Côte d’Ivoire et marché chinois : les enjeux de l’exonération totale des droits de douane
Depuis son entrée en vigueur le 1er mai 2026, la nouvelle politique chinoise de « zéro droit de douane » appliquée aux exportations de 53 nations africaines, dont la Côte d’Ivoire, redéfinit les contours des échanges commerciaux. Cette mesure, loin d’être un simple geste diplomatique, représente un levier stratégique pour intégrer davantage les produits ivoiriens sur le marché de la deuxième puissance économique mondiale.
Un tournant pour l’équilibre commercial sino-africain
Le volume des échanges entre la Chine et l’Afrique a atteint des sommets en 2025, s’élevant à 348 milliards de dollars. Cependant, cette relation reste marquée par un déséquilibre structurel : le continent africain fournit principalement des matières premières tandis qu’il importe des produits manufacturés.
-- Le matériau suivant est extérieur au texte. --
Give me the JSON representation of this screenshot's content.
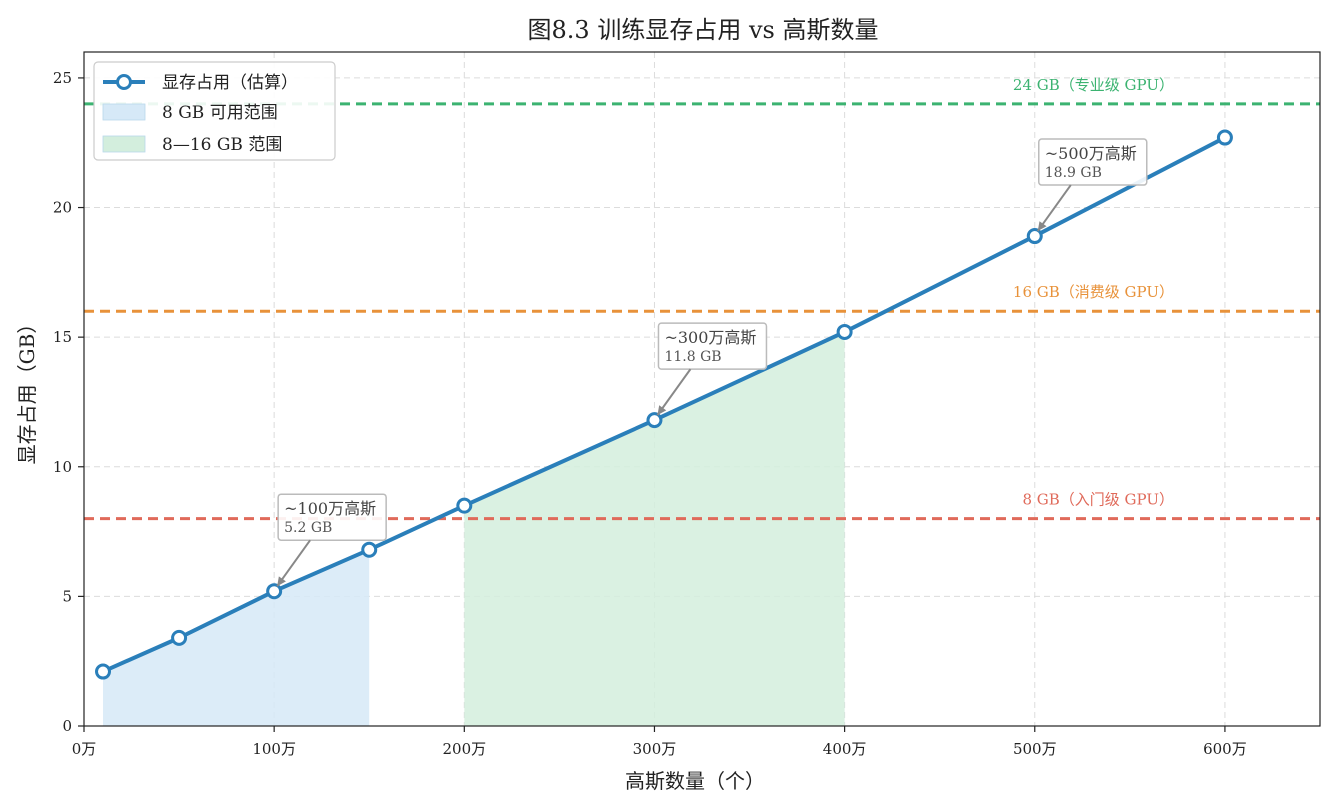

La suppression des barrières tarifaires vise précisément à corriger cette asymétrie en rendant les produits transformés plus compétitifs.
La Côte d’Ivoire en première ligne
En tant que principal partenaire commercial de la Chine en Afrique de l’Ouest, avec des échanges avoisinant les 5 milliards de dollars en 2024, la Côte d’Ivoire dispose d’un avantage de taille. Selon l’agroéconomiste Randolphe G. Kichiedou, cette ouverture tarifaire est une opportunité pour booster les recettes en devises et diversifier les débouchés.
L’impact majeur attendu réside dans l’accélération de l’industrialisation locale. L’accès facilité au marché chinois pourrait attirer des investissements massifs dans l’agro-industrie, favorisant la création d’unités de transformation et d’emplois pérennes sur le sol ivoirien.
Des secteurs stratégiques à fort potentiel
Plusieurs filières clés sont prêtes à tirer profit de cette situation :
- Le cacao : Premier producteur mondial, la Côte d’Ivoire peut désormais exporter davantage de produits finis ou semi-finis comme le beurre, la poudre ou le chocolat, captant ainsi une plus grande part de la valeur ajoutée.
- L’anacarde : Le pays doit transformer son leadership en production de noix brutes en une domination industrielle.
- Le café et les fruits tropicaux : La consommation de café explose en Chine, offrant un débouché immense pour les planteurs ivoiriens.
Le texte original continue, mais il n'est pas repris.